Recentemente,
a epidemia da Zika colocou o Brasil em alerta. A doença, provocada por um vírus
transmitido pelo mosquito Aedes Aegypti, tem registros na literatura médica
desde os anos 1940. Entretanto, somente no início de 2015 teve uma explosão no
país.
A patologia tem sintomas brandos,
quando comparados aos da dengue. São eles: febre baixa, dores e manchas
vermelhas pelo corpo. Apesar de pesquisadores constatarem que 80% dos
infectados não apresentam indícios de contaminação, a enfermidade causa grande
preocupação por causa de suas possíveis consequências, como microcefalia e
síndrome de Guillain-Barré.
Na Paraíba, o número de casos de microcefalia
começou a ser registrado em 2012. Porém, no ano passado houve um surto da
doença, o qual foi justificado, por estudiosos, pelo contato das grávidas com o
zika vírus. A microcefalia é a redução nos tamanhos da cabeça e do cérebro da
criança, o que prejudica o desenvolvimento mental.
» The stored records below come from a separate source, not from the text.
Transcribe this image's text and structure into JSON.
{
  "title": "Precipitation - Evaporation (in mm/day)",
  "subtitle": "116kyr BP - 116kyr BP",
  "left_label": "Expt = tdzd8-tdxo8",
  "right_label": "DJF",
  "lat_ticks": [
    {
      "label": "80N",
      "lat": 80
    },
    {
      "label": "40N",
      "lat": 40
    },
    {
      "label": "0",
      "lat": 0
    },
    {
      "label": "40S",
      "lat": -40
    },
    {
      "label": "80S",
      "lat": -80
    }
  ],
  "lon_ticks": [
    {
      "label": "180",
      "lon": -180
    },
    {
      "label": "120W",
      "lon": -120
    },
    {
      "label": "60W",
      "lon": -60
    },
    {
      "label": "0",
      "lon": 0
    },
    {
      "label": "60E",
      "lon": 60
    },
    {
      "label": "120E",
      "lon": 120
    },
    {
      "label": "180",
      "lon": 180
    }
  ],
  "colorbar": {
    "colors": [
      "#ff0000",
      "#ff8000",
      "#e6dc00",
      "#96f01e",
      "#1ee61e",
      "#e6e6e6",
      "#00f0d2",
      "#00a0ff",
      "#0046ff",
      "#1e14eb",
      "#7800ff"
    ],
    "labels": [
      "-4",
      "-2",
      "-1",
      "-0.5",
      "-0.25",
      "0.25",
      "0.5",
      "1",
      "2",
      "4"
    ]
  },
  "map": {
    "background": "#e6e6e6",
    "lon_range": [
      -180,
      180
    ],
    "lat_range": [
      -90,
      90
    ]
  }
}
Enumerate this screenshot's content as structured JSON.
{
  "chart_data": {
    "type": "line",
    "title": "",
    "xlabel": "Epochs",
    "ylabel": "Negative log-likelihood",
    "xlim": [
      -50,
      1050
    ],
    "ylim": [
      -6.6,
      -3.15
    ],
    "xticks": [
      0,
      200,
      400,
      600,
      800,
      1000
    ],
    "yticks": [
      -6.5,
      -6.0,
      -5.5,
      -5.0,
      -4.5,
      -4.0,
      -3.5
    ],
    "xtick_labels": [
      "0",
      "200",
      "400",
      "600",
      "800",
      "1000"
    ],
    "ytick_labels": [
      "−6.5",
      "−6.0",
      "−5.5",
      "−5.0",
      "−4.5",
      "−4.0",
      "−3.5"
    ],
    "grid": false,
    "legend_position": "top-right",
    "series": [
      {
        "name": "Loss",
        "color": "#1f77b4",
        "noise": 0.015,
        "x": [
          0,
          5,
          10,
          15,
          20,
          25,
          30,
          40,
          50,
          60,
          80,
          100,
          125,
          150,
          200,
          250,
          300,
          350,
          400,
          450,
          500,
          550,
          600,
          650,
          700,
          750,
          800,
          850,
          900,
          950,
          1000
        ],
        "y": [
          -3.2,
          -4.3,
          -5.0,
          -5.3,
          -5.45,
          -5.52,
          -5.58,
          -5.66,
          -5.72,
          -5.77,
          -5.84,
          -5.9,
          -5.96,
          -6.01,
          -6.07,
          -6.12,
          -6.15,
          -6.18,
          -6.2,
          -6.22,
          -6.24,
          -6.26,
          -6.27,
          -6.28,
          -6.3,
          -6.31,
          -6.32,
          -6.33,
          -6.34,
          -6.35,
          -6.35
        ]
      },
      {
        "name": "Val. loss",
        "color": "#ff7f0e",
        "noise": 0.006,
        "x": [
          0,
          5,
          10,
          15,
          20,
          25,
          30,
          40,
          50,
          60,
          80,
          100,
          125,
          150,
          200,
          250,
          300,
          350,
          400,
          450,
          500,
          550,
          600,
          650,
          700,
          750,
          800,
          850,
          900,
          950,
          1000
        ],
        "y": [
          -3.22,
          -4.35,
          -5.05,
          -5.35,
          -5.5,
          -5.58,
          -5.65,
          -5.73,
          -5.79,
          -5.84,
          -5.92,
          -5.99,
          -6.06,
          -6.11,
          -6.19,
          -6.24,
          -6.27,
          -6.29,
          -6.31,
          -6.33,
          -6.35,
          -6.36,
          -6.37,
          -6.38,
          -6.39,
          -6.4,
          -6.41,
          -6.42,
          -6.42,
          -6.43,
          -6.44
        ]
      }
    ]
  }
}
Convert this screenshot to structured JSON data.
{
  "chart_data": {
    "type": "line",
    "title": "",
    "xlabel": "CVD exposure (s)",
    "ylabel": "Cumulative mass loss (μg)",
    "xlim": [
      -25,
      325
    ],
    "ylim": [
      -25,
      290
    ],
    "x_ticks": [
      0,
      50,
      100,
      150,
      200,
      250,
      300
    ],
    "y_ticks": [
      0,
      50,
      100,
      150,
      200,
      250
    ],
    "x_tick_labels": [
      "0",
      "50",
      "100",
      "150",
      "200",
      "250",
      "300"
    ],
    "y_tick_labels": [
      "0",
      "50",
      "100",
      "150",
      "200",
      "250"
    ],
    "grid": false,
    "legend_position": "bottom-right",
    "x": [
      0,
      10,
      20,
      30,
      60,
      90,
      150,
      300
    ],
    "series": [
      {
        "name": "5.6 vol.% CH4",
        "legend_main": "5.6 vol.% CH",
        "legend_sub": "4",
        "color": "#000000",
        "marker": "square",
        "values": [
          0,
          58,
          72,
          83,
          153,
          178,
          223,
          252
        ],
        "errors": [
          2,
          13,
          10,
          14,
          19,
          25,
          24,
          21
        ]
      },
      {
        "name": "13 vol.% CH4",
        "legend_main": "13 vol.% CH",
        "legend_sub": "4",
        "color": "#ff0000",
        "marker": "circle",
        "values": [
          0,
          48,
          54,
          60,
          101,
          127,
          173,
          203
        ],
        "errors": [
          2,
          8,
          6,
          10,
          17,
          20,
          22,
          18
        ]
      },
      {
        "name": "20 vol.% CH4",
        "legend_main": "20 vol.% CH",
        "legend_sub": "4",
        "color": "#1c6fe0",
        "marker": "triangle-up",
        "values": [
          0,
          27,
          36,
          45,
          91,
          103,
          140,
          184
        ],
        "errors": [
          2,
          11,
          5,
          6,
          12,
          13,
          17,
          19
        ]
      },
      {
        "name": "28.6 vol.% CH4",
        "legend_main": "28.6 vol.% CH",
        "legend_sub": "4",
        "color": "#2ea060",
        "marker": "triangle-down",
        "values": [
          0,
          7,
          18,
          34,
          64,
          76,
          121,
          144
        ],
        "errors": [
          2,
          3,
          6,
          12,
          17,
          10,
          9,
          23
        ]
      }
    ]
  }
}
Mais de 3,8 mil casos de
bebês com a deficiência já foram registrados no Brasil, o que levou a Organização
das Nações Unidas a se manifestar a favor do aborto. Segundo a ONU, a
legalização nesta situação, diminuiria o número de abortos ilegais, preservando
a saúde de milhares de mulheres. Apesar do movimento, a lei brasileira não foi
alterada.
A explosão da Zika também foi motivo
para os Estados Unidos emitirem um alerta para que as grávidas americanas não viajassem
ao nosso país. Ademais, também foi constatada a relação do vírus com a síndrome
de Guillain Barré. Doença rara, porém grave, que causa inflação nos nervos e
leva à paralisia nos dois lados do corpo.
Há
pouco tempo, pesquisadores descobriram que a Zika pode, ainda, ser transmitida
através do leite materno, da saliva e do sêmen. O Instituto Butantan se dedica
a estudar uma vacina para a enfermidade; todavia, há muito a ser descoberto
sobre esse vírus. Visto que o governo brasileiro já se mobiliza em campanhas de
conscientização sobre as formas de transmissão e prevenção da Zika, ele deveria
investir mais na ciência, para que os estudiosos ganhem know how na área e
ajudem a controlar o surto. Além do mais, casais devem se planejar para uma
gravidez em um período futuro, quando a doença não mais assombrar o Brasil.